Various media went giddy Monday as a hacker claiming to represent the hacktivist collective Anonymous, posted a list, which claimed to take the hoods off prominent politicians allegedly in the KKK. The list  named 4 Republican senators, including Republican Senate Majority Whip, John Cornyn, 4 Democratic mayors and 1 Republican mayor.

The International Business Times got an exclusive interview with the hacker who goes by “Amped Attacks,” who explained how he got the information, and claimed to be a member of a faction associated with Anonymous. USA Today got in on the action, as did The Hill, The Huffington Post, US Uncut, and others. All of them reported that the post was the work of Anonymous.

There’s only one problem with this. The main Twitter account for the Anonymous operation against the KKK has disavowed the list.

This account has NOT YET released any information. We believe in due diligence and will NOT recklessly involve innocent individuals #OpKKK

— Operation KKK (@Operation_KKK) November 2, 2015

Elsewhere on the Twitter feed, Operation_KKK gently distances itself from Amped Attacks.

We respect the work of our fellow freedom fighters. However, we are unable to confirm, deny or take credit for any work that we did not do.

— Operation KKK (@Operation_KKK) November 2, 2015

Another top Anonymous Twitter account reminded followers and the media only to refer to the Operation_KKK account.

For any information about #OpKKK we will refer to the official [email protected]_KKK twitter account

— Anonymous (@YourAnonNews) November 2, 2015

Anonymous’s collective nature is a double-edged sword in this case. The leaders can’t forcefully distance themselves from someone who is clearly not speaking for them, because anyone can pick up the mantle of Anonymous. Yet, the planned doxxing against the KKK is obviously a high-level operation, planned for Thursday, November 5th, and the person who posted the list is clearly not on the same page.

Many of the names don’t even pass an immediate sniff test. Among the mayors who are supposedly secret members of the KKK, one argues for a greater role for women in politics, one is a gun control advocate, and one is an openly gay man. What common cause would they make with white supremacists?

International Business Times reported that Amped Attacks said,

“All I can really say without fully admitting to federal charges is that several databases were dumped from different KKK websites that all linked their emails to the politicians in question and the only way their emails would have been on there to begin with is if they showed support when signing up for [the site] or filled out an application.”

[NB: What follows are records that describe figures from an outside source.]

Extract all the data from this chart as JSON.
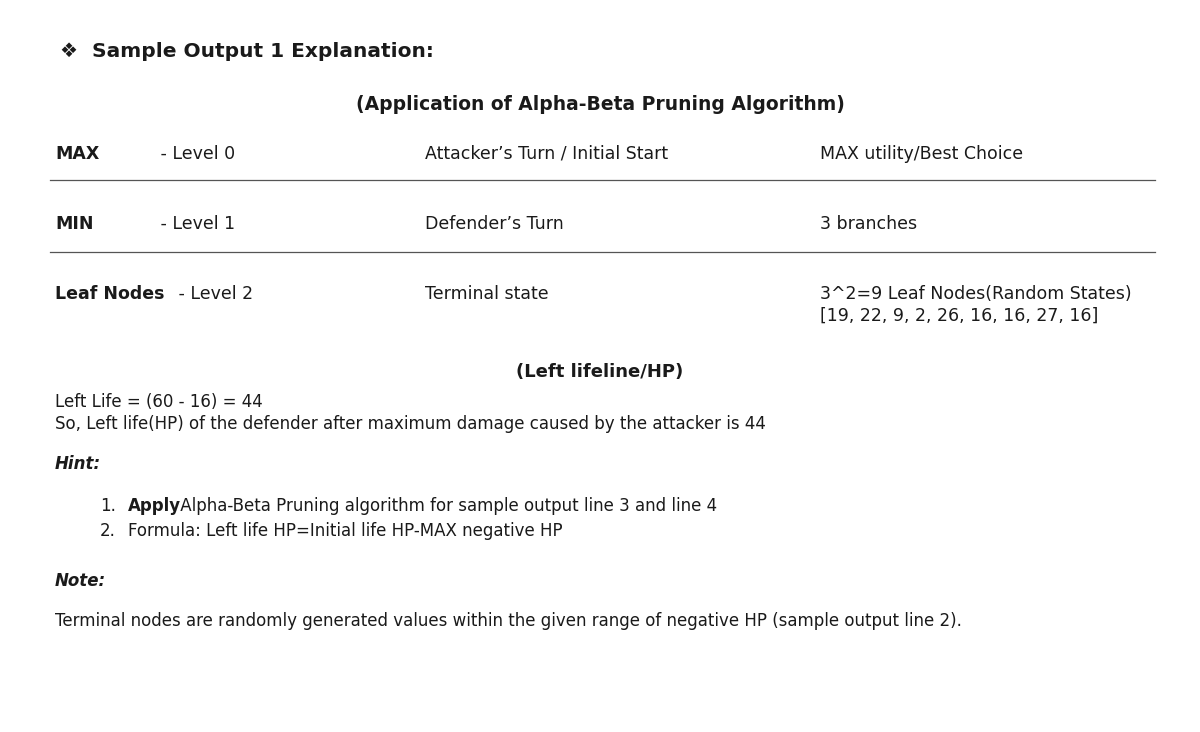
{
  "title_bullet": "❖  Sample Output 1 Explanation:",
  "subtitle": "(Application of Alpha-Beta Pruning Algorithm)",
  "table_rows": [
    {
      "col1_bold": "MAX",
      "col1_normal": " - Level 0",
      "col2": "Attacker’s Turn / Initial Start",
      "col3": "MAX utility/Best Choice"
    },
    {
      "col1_bold": "MIN",
      "col1_normal": " - Level 1",
      "col2": "Defender’s Turn",
      "col3": "3 branches"
    },
    {
      "col1_bold": "Leaf Nodes",
      "col1_normal": " - Level 2",
      "col2": "Terminal state",
      "col3_line1": "3^2=9 Leaf Nodes(Random States)",
      "col3_line2": "[19, 22, 9, 2, 26, 16, 16, 27, 16]"
    }
  ],
  "section_lifeline_header": "(Left lifeline/HP)",
  "lifeline_line1": "Left Life = (60 - 16) = 44",
  "lifeline_line2": "So, Left life(HP) of the defender after maximum damage caused by the attacker is 44",
  "hint_label": "Hint:",
  "hint_items": [
    {
      "bold": "Apply",
      "normal": " Alpha-Beta Pruning algorithm for sample output line 3 and line 4"
    },
    {
      "bold": "",
      "normal": "Formula: Left life HP=Initial life HP-MAX negative HP"
    }
  ],
  "note_label": "Note:",
  "note_text": "Terminal nodes are randomly generated values within the given range of negative HP (sample output line 2).",
  "bg_color": "#ffffff",
  "text_color": "#1a1a1a",
  "line_color": "#555555",
  "font_size_title": 14.5,
  "font_size_subtitle": 13.5,
  "font_size_table": 12.5,
  "font_size_body": 12.0,
  "fig_width": 12.0,
  "fig_height": 7.32,
  "dpi": 100
}
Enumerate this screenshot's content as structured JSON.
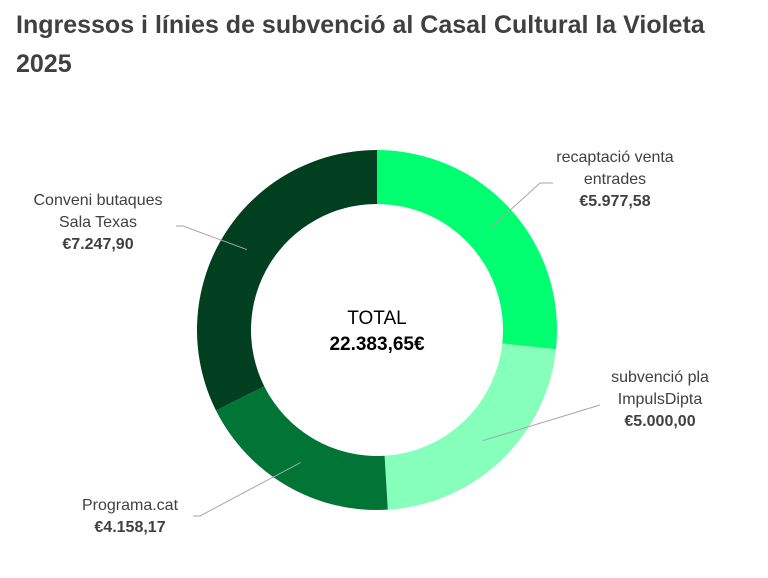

So, the evidence that “Anonymous” supposedly had tying major political leaders to the KKK is that emails associated with them have been used to access Twitter accounts associated with the KKK.

I would love to see an attorney try to press that in court. The defense could easily argue that the politician was not operating the email account, and some intern had signed up for things willy-nilly. Or, that access had been gained in order to do opposition research on the KKK. Without further evidence, email logins as star witness wouldn’t even make it to court in the first place.

The media outlets that reported on this outing without questioning how it was derived should have been more careful. They should have referred to Anonymous’s official social media presence before rushing to the presses. It strains credulity that Anonymous would go after such big fish on such flimsy evidence.

The list actually raises questions about who, in fact, posted it and why. It almost seems like an attempt to steal thunder from, or discredit, Anonymous’s planned unveiling of 1,000 KKK members on November 5th.